Eu cansei de ser assim. A frase ficou forte demais. Não consigo sequer deletá-la. Mas não tem mistério não. Preciso reagir. Parece-me que todos sabem de algo que não sei. Estou só. Todos têm um grande complô velado. É tão grande que ninguém sabe dele. Apenas eu. A vítima.

O fato é que não se importam como eu me importo. Eles vêm do lado oposto. E esfregam seu gosto por viver. E sabem como agir, o que falar, o que não falar, o que não esperar, a quem abrigar e a quem afugentar.

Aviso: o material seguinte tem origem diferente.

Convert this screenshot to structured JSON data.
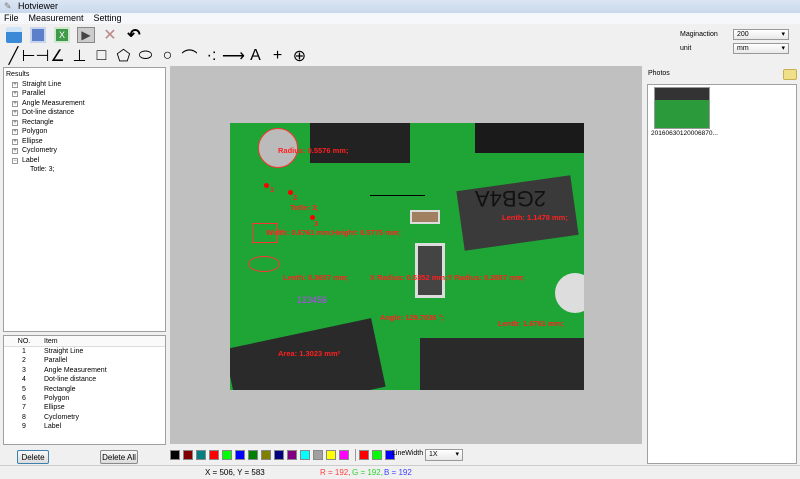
{
  "window": {
    "title": "Hotviewer"
  },
  "menu": [
    "File",
    "Measurement",
    "Setting"
  ],
  "toolbar1": [
    {
      "icon": "save-icon"
    },
    {
      "icon": "word-export-icon"
    },
    {
      "icon": "excel-export-icon"
    },
    {
      "icon": "play-icon"
    },
    {
      "icon": "calibrate-ruler-icon"
    },
    {
      "icon": "undo-icon"
    }
  ],
  "toolbar2": [
    {
      "icon": "straight-line-icon",
      "glyph": "╱"
    },
    {
      "icon": "parallel-icon",
      "glyph": "⊢⊣"
    },
    {
      "icon": "angle-icon",
      "glyph": "∠"
    },
    {
      "icon": "perpendicular-icon",
      "glyph": "⊥"
    },
    {
      "icon": "rectangle-icon",
      "glyph": "□"
    },
    {
      "icon": "polygon-icon",
      "glyph": "⬠"
    },
    {
      "icon": "ellipse-icon",
      "glyph": "⬭"
    },
    {
      "icon": "circle-icon",
      "glyph": "○"
    },
    {
      "icon": "arc-icon",
      "glyph": "⌒"
    },
    {
      "icon": "dot-line-icon",
      "glyph": "·:"
    },
    {
      "icon": "arrow-icon",
      "glyph": "⟶"
    },
    {
      "icon": "text-label-icon",
      "glyph": "A"
    },
    {
      "icon": "crosshair-icon",
      "glyph": "+"
    },
    {
      "icon": "grid-circle-icon",
      "glyph": "⊕"
    }
  ],
  "settings": {
    "magnification_label": "Maginaction",
    "magnification_value": "200",
    "unit_label": "unit",
    "unit_value": "mm"
  },
  "results": {
    "title": "Results",
    "items": [
      "Straight Line",
      "Parallel",
      "Angle Measurement",
      "Dot-line distance",
      "Rectangle",
      "Polygon",
      "Ellipse",
      "Cyclometry",
      "Label"
    ],
    "expanded_child": "Totle: 3;"
  },
  "table": {
    "headers": [
      "NO.",
      "Item"
    ],
    "rows": [
      [
        "1",
        "Straight Line"
      ],
      [
        "2",
        "Parallel"
      ],
      [
        "3",
        "Angle Measurement"
      ],
      [
        "4",
        "Dot-line distance"
      ],
      [
        "5",
        "Rectangle"
      ],
      [
        "6",
        "Polygon"
      ],
      [
        "7",
        "Ellipse"
      ],
      [
        "8",
        "Cyclometry"
      ],
      [
        "9",
        "Label"
      ]
    ]
  },
  "buttons": {
    "delete": "Delete",
    "delete_all": "Delete All"
  },
  "annotations": {
    "radius": "Radius: 0.5576 mm;",
    "label_total": "Totle: 3;",
    "points": [
      "1",
      "2",
      "3"
    ],
    "rect": "Width: 0.6761 mm;Height: 0.5775 mm;",
    "lenth1": "Lenth: 1.1478 mm;",
    "ellipse": "X Radius: 0.5352 mm;Y Radius: 0.2887 mm;",
    "angle": "Angle: 129.7036 °;",
    "lenth2": "Lenth: 1.6761 mm;",
    "lenth3": "Lenth: 0.3657 mm;",
    "text": "123456",
    "area": "Area: 1.3023 mm²"
  },
  "palette": {
    "colors": [
      "#000000",
      "#800000",
      "#008080",
      "#ff0000",
      "#00ff00",
      "#0000ff",
      "#008000",
      "#808000",
      "#000080",
      "#800080",
      "#00ffff",
      "#a0a0a0",
      "#ffff00",
      "#ff00ff"
    ],
    "current": [
      "#ff0000",
      "#00ff00",
      "#0000ff"
    ]
  },
  "linewidth": {
    "label": "LineWidth",
    "value": "1X"
  },
  "status": {
    "coords": "X = 506, Y = 583",
    "r": "R = 192,",
    "g": "G = 192,",
    "b": "B = 192"
  },
  "photos": {
    "title": "Photos",
    "items": [
      {
        "name": "20160630120006870..."
      }
    ]
  }
}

Nunca fui muito de ganhar. Tento ir devagar, mas me faz falta a sequência do verso. E todo dia o dia não quer raiar o sol do dia. Sou ignóbil. Não sei pintar estandartes e muito menos mudar.

Não quero mudar também. Só acho que cansei. Infelizmente não me ensinaram a ser de outra forma. E parece que ensinaram todo mundo. Estes outros que nem sabem quão abençoados são. Que não suportam ouvir meu chiar. Meu falar explicativo. Faço anúncio e ninguém vê. A luz persiste em seu desperdício, e não importa o copo de café.

Estou fora de moda. Não faz mais sentido ser assim. Paz. Eu só quero paz. Já me cansei de ser o último a querer saber. Vale a pena?

O mundo se globaliza e a gente se distancia. O excesso faz confundir. Era mais simples quando estava ali. Só podia ser ali. E era ali que deveria estar. Aquilo que eu temia, aconteceu. Estou desbotado. Ingenualizado, com o perdão da criação da palavra.

Quantas horas mais vão me bater? Cada dia a mais deve ser um a menos. Só pode ser. Não acho mais lugar. Tropeço a cada quarteirão. Alguém aponta a direção? Iaiá?